The actor Frank Langella is 70 years old and has had a long, illustrious career, mostly in theater. Yet watching him in “Starting Out in the Evening” is like seeing a brilliant new actor give his breakthrough performance. Every small gesture and minute detail adds to the realness of the character, at every turn defying one’s expectations of how a character like this “ought” to be. It is not a flashy performance. The only unusual thing about it is how good it is.

Perhaps fittingly, Langella is playing an elderly novelist in search of his second wind. His name is Leonard Schiller, one of the New York elite writers on the order of John Cheever or Philip Roth, the author of four widely admired but now out-of-print books. He has not published anything in years, and now he’s working on what he figures will be his swan song. The trouble is, he’s been out of the game so long, and the business has changed so much, that he might have trouble finding a publisher.

That is where Heather Wolfe (Lauren Ambrose) comes in. She’s a grad student seeking to write her thesis on Leonard’s life and work, and while at first he very graciously declines her offer on the grounds that he is too busy, he soon realizes her thesis might be the added boost of notoriety he needs to get his new novel on the shelves.

And so a relationship commences. The two are separated in age by about 50 years, and Leonard is initially unsettled by her casualness, her coyness, her sometimes brazen flirtations. He usually calls her “Miss Wolfe” despite her insistence that he use her first name, and despite her unwavering use of his. Leonard is not a prude, nor is he prickly or reclusive — defying your expectations of an elderly, no-longer-published author, right? He is simply old and well-mannered.

He’s also highly principled, maybe too much so to function in the modern cutthroat world of publishing. He believes art and commerce are at war, that to write for a popular magazine — full of ads and fluff — is equivalent to selling out. These attitudes in a young writer are usually dismissed as overly idealistic and naive, and you figure the kid will grow out of it. Not so with Leonard, who quietly believes his principles with his whole heart. He may be old-fashioned, but he is not misguided or irrelevant.

Heather finds all of this fascinating (as do I), and her affection for Leonard is revealed to extend beyond mere admiration of his work. She credits him with giving her the courage, as a teenager, to find her freedom and pursue her dreams. His first two novels had strong, determined female characters. His second two, which Heather does not hold in nearly such high esteem, lack such a character. She guesses, correctly, that the shift coincides with the death of Leonard’s wife, whom he deeply loved.
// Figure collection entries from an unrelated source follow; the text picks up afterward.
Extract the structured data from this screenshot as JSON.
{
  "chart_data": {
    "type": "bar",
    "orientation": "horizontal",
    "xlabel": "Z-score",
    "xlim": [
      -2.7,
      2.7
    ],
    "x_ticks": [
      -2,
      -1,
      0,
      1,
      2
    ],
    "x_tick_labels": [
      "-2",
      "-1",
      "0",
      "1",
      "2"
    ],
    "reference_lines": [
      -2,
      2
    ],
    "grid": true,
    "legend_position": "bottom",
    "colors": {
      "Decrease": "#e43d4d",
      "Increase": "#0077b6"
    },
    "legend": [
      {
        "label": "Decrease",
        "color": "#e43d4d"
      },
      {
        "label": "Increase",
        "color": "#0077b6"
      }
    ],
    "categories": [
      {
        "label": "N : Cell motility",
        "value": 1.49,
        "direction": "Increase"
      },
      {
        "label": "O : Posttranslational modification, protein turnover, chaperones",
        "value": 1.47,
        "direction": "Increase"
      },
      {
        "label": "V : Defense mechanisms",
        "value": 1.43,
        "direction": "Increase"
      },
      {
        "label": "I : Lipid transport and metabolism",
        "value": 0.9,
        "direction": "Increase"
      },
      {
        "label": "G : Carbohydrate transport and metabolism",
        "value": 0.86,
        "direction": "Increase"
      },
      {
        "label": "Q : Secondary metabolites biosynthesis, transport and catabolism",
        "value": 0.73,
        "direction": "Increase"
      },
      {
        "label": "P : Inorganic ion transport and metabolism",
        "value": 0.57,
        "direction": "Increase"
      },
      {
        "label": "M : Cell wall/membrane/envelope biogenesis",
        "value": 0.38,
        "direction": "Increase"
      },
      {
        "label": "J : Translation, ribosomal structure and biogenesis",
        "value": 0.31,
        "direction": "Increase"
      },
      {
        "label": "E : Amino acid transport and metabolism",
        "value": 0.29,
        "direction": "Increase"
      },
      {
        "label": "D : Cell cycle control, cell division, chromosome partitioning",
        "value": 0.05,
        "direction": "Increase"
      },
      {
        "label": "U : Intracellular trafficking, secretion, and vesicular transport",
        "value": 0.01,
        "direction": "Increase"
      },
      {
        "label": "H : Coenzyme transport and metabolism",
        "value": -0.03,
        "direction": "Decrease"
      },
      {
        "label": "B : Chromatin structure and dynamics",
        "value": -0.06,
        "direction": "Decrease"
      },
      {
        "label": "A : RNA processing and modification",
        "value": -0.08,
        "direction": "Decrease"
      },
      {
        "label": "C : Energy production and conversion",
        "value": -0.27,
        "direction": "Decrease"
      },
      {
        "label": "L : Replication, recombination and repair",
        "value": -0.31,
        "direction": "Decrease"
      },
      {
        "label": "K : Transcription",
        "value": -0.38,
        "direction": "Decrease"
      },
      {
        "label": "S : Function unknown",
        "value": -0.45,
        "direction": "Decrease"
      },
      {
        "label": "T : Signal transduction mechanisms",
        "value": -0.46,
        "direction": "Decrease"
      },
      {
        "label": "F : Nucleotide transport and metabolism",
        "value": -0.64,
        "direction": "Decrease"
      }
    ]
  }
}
Leonard Schiller has a daughter, Ariel (Lili Taylor), who is approaching 40 and wants to have a baby. Leonard pressures her in the manner of all fathers who want grandchildren: gently and teasingly, but also relentlessly. He sees her reunion with a former flame, Casey (Adrian Lester), as a waste of time, as Casey has already firmly declared that he does not want children. Why must Ariel constantly bend her will to match what her boyfriends want? Why can’t she stand up for herself? In other words, why can’t she be like the bold heroines of Leonard’s first two novels?
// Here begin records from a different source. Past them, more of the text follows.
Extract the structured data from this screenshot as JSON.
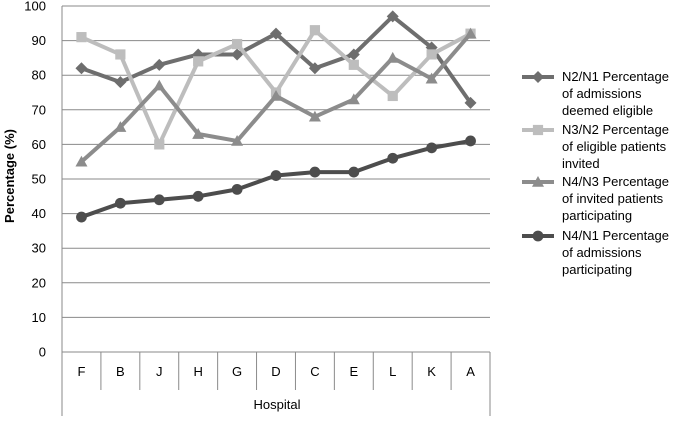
{
  "chart_data": {
    "type": "line",
    "categories": [
      "F",
      "B",
      "J",
      "H",
      "G",
      "D",
      "C",
      "E",
      "L",
      "K",
      "A"
    ],
    "xlabel": "Hospital",
    "ylabel": "Percentage (%)",
    "ylim": [
      0,
      100
    ],
    "yticks": [
      0,
      10,
      20,
      30,
      40,
      50,
      60,
      70,
      80,
      90,
      100
    ],
    "grid": "horizontal",
    "legend_position": "right",
    "series": [
      {
        "name": "N2/N1 Percentage of admissions deemed eligible",
        "legend_lines": [
          "N2/N1 Percentage",
          "of admissions",
          "deemed eligible"
        ],
        "marker": "diamond",
        "color": "#6e6e6e",
        "values": [
          82,
          78,
          83,
          86,
          86,
          92,
          82,
          86,
          97,
          88,
          72
        ]
      },
      {
        "name": "N3/N2 Percentage of eligible patients invited",
        "legend_lines": [
          "N3/N2 Percentage",
          "of eligible patients",
          "invited"
        ],
        "marker": "square",
        "color": "#bdbdbd",
        "values": [
          91,
          86,
          60,
          84,
          89,
          75,
          93,
          83,
          74,
          86,
          92
        ]
      },
      {
        "name": "N4/N3 Percentage of invited patients participating",
        "legend_lines": [
          "N4/N3 Percentage",
          "of invited patients",
          "participating"
        ],
        "marker": "triangle",
        "color": "#8c8c8c",
        "values": [
          55,
          65,
          77,
          63,
          61,
          74,
          68,
          73,
          85,
          79,
          92
        ]
      },
      {
        "name": "N4/N1 Percentage of admissions participating",
        "legend_lines": [
          "N4/N1 Percentage",
          "of admissions",
          "participating"
        ],
        "marker": "circle",
        "color": "#4d4d4d",
        "values": [
          39,
          43,
          44,
          45,
          47,
          51,
          52,
          52,
          56,
          59,
          61
        ]
      }
    ]
  }
}
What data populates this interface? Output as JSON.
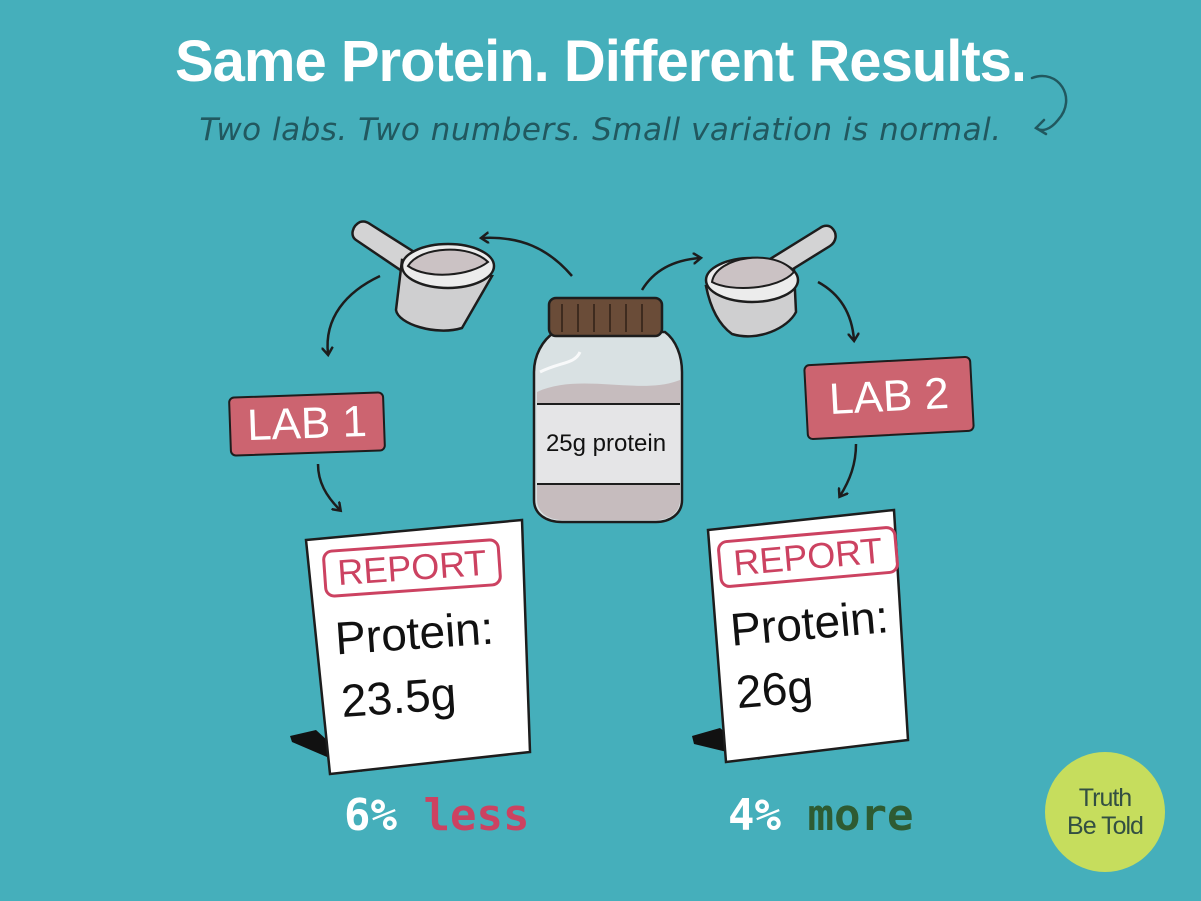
{
  "header": {
    "title": "Same Protein. Different Results.",
    "subtitle": "Two labs. Two numbers. Small variation is normal."
  },
  "jar": {
    "label": "25g protein"
  },
  "labs": [
    {
      "tag": "LAB 1",
      "report": {
        "header": "REPORT",
        "line1": "Protein:",
        "line2": "23.5g"
      },
      "result": {
        "percent": "6%",
        "word": "less",
        "word_color": "#cc4261"
      }
    },
    {
      "tag": "LAB 2",
      "report": {
        "header": "REPORT",
        "line1": "Protein:",
        "line2": "26g"
      },
      "result": {
        "percent": "4%",
        "word": "more",
        "word_color": "#2e5b32"
      }
    }
  ],
  "logo": {
    "line1": "Truth",
    "line2": "Be Told"
  },
  "colors": {
    "background": "#45afbb",
    "lab_tag": "#cc6470",
    "report_header": "#cc4261",
    "logo_bg": "#c6dd5d"
  }
}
I think the title of the film (which is based on a novel by Brian Morton) is perfect, more so because no one in the movie ever actually says the words. We understand their meaning, though. Leonard seeks to find new vigor in the twilight of his life, and Ariel is learning she can still change and refine herself even as she approaches middle age. It is never too late to improve yourself and your circumstances.
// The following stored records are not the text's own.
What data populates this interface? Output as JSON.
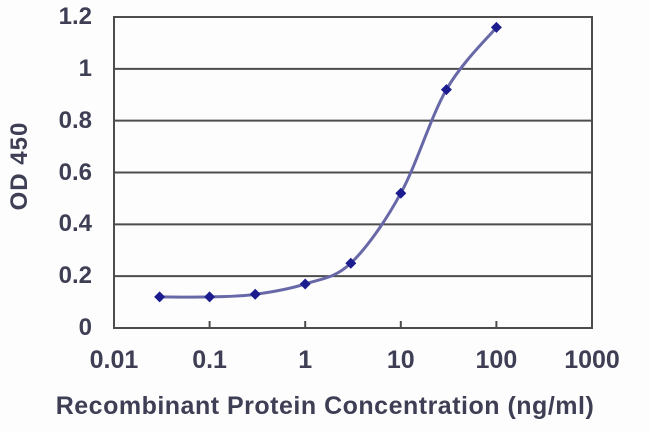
{
  "chart_data": {
    "type": "line",
    "title": "",
    "xlabel": "Recombinant Protein Concentration (ng/ml)",
    "ylabel": "OD 450",
    "x_scale": "log",
    "xlim": [
      0.01,
      1000
    ],
    "ylim": [
      0,
      1.2
    ],
    "x_ticks": [
      0.01,
      0.1,
      1,
      10,
      100,
      1000
    ],
    "x_tick_labels": [
      "0.01",
      "0.1",
      "1",
      "10",
      "100",
      "1000"
    ],
    "y_ticks": [
      0,
      0.2,
      0.4,
      0.6,
      0.8,
      1,
      1.2
    ],
    "y_tick_labels": [
      "0",
      "0.2",
      "0.4",
      "0.6",
      "0.8",
      "1",
      "1.2"
    ],
    "grid": "horizontal",
    "legend": "none",
    "series": [
      {
        "name": "OD 450",
        "marker": "diamond",
        "x": [
          0.03,
          0.1,
          0.3,
          1,
          3,
          10,
          30,
          100
        ],
        "values": [
          0.12,
          0.12,
          0.13,
          0.17,
          0.25,
          0.52,
          0.92,
          1.16
        ]
      }
    ],
    "colors": {
      "line": "#6868a8",
      "marker": "#1c1c8e",
      "grid": "#4d4d4d",
      "text": "#3e3e55",
      "background": "#fdfdfd"
    }
  }
}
As directed by Andrew Wagner and adapted by him and Fred Parnes, the movie slips into conventional behavior in the third act, where Leonard and Ariel’s conflicts with one another come off as melodramatic. (Note to screenwriters: The line “What’s that supposed to mean?!,” shouted in an argument between family members or other intimates, always sounds like it belongs in a TV movie-of-the-week.) The way Heather disappears from the film is unnerving, too, though perhaps necessary to shift the focus back to the Schillers.

There are so many small things about Langella’s performance that I love. Leonard is eloquent without being pretentious; when asked if last year’s heart surgery was scary he says, “It did tend to concentrate the mind.” He is clearly a man who has a way with words, and Langella’s soft voice and crisp enunciation remind me of a beloved college professor: intimidatingly brilliant, yet friendly and accessible. He is a man at whose feet anyone would love to study.

In fact, Langella is so believable as a novelist, in the way he speaks, the way he carries himself, the way he discusses his creative process with Heather, that watching him filled me with a desire to write a novel myself. I have no idea what it would be about, and I’m not sure I actually have the skills to do it, and I know for a fact that there are more than enough bad novels already out there — but Leonard Schiller made me WANT to. How many movies truly make you want to do anything?

B+ (1 hr., 50 min.; PG-13, brief sexuality, one F-word, a little nonsexual nudity.)